従来、相続税対策としては生命保険金を利用した節税方法が多用されてきましたが、この手法については今後、警戒が必要となるかもしれません。まず、生命保険金を利用して、そもそもどのような形で相続税対策を行うのかを確認しておきましょう。
被相続人が生命保険に加入した場合、その死によって取得することになった生命保険金の一定額は非課税とされます。これを利用することで相続税を減らすことが可能となります。
たとえば3人の子どもが総額9500万円の財産を相続したと仮定しましょう。基礎控除額(2013年当時)は「5000万円+(1000万円×3)」=8000万円であることから、「9500万円-8000万円」=1500万円について相続税が課されることになります。
しかし、この相続財産の中に、被相続人の死亡によって取得した生命保険金が含まれているとしたら、最大で「500万円×3」=1500万円を非課税財産として引くことが可能となります。すると「1500万円-1500万円」=0円となり、つまり最終的に相続税がかからなくなるかもしれないのです。

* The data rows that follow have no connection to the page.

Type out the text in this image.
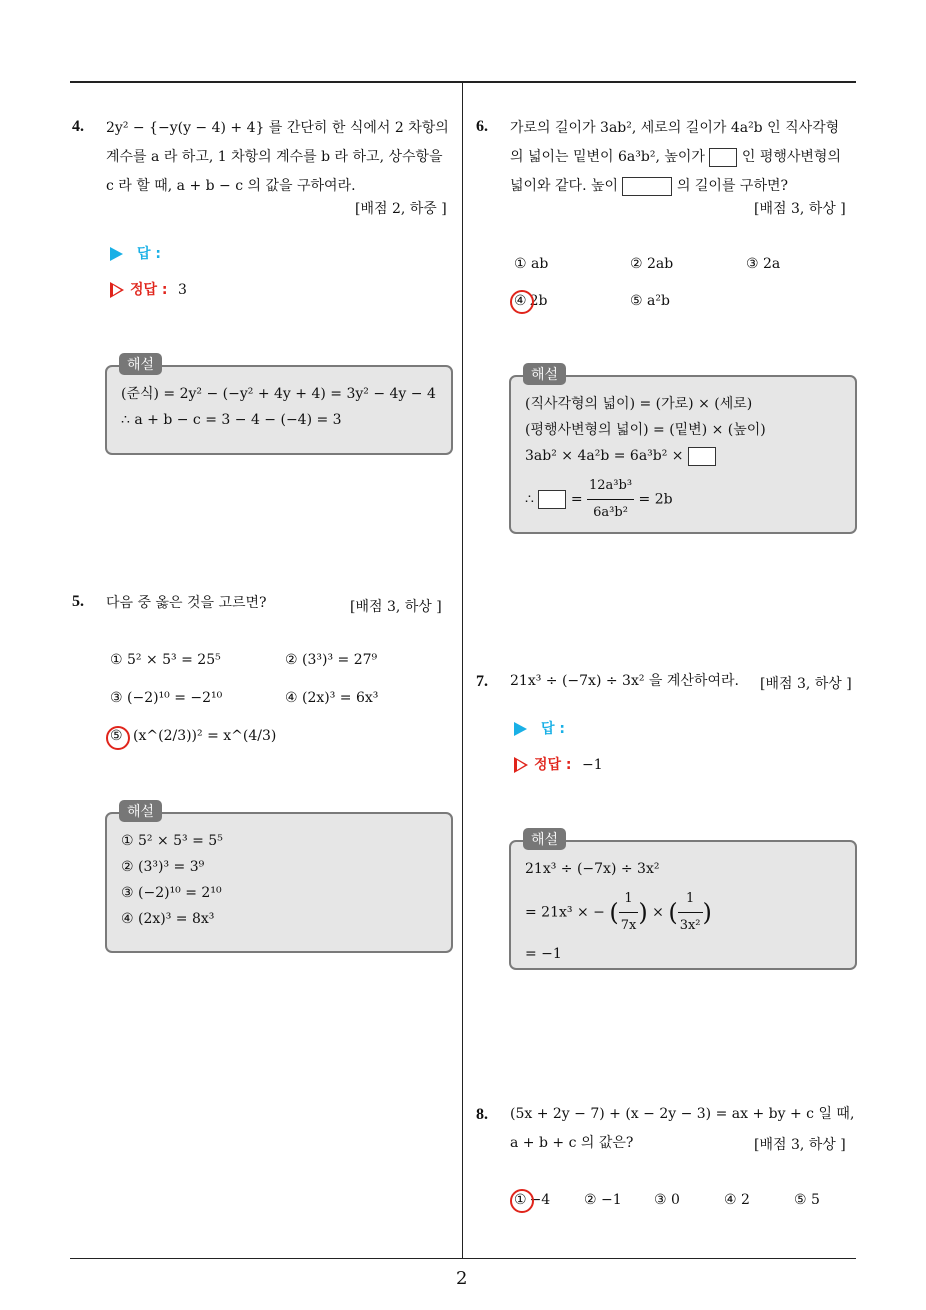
2
4. 2y² − {−y(y − 4) + 4} 를 간단히 한 식에서 2 차항의
계수를 a 라 하고, 1 차항의 계수를 b 라 하고, 상수항을
c 라 할 때, a + b − c 의 값을 구하여라.
[배점 2, 하중 ]
답 :
정답 : 3
해설
(준식) = 2y² − (−y² + 4y + 4) = 3y² − 4y − 4
∴ a + b − c = 3 − 4 − (−4) = 3
5. 다음 중 옳은 것을 고르면?	[배점 3, 하상 ]
① 5² × 5³ = 25⁵	② (3³)³ = 27⁹
③ (−2)¹⁰ = −2¹⁰	④ (2x)³ = 6x³
⑤ (x^(2/3))² = x^(4/3)
해설
① 5² × 5³ = 5⁵
② (3³)³ = 3⁹
③ (−2)¹⁰ = 2¹⁰
④ (2x)³ = 8x³
6. 가로의 길이가 3ab², 세로의 길이가 4a²b 인 직사각형
의 넓이는 밑변이 6a³b², 높이가	인 평행사변형의
넓이와 같다. 높이	의 길이를 구하면?
[배점 3, 하상 ]
① ab	② 2ab	③ 2a
④ 2b	⑤ a²b
해설
(직사각형의 넓이) = (가로) × (세로)
(평행사변형의 넓이) = (밑변) × (높이)
3ab² × 4a²b = 6a³b² ×
∴	= $\frac{\text{12a³b³}}{\text{6a³b²}} = 2b$
7. 21x³ ÷ (−7x) ÷ 3x² 을 계산하여라. [배점 3, 하상 ]
답 :
정답 : −1
해설
21x³ ÷ (−7x) ÷ 3x²
= 21x³ × − ( $\frac{1}{7x}$ ) × ( $\frac{1}{\text{3x²}}$ )
= −1
8. (5x + 2y − 7) + (x − 2y − 3) = ax + by + c 일 때,
a + b + c 의 값은?	[배점 3, 하상 ]
① −4 ② −1 ③ 0	④ 2	⑤ 5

また、生命保険金は、相続税対策としてだけでなく、被相続人の死亡によってまとまった金銭が得られる点で納税資金対策としても有効です。
実際、都市農家等では、本家を継いだ長兄に対しては家や預貯金等を相続させ、家を出て行ったそれ以外の兄弟姉妹には、たとえば数千万円の保険金が渡るような形にしておくことはよく行われています。
今後の税制改正には十分な注意を
しかし、近時、このように生命保険の一定額を非課税とすることに対しては、疑問視する意見が強まっています。
そのため、その要件を厳格化しようという動きもあり、実際、税制改正案では、この非課税枠を「生計を一にする者に限る」とする案も提出されていました。このように、制度の対象となる者を「生計を一にするもの」に限定する動きは、小規模宅地等の特例でもすでに見られているものです。
先の税制改正では、最終的にこの案は削除されていましたが、今後のさらなる改正の結果、このような厳格化がなされる可能性は非常に高いでしょう。財務省は、どうやら生命保険がいろいろな法人・個人の節税対策に利用されている現状をあまり好ましく思っていないようだからです。
そうなれば、生計を一にしない相続人との関係では、生命保険が相続税対策としては使えなくなるおそれがあります。
したがって、今後、生命保険の非課税枠が従来通りの形で維持されるのかどうかに関しては、十分な注意を払っておく必要があります。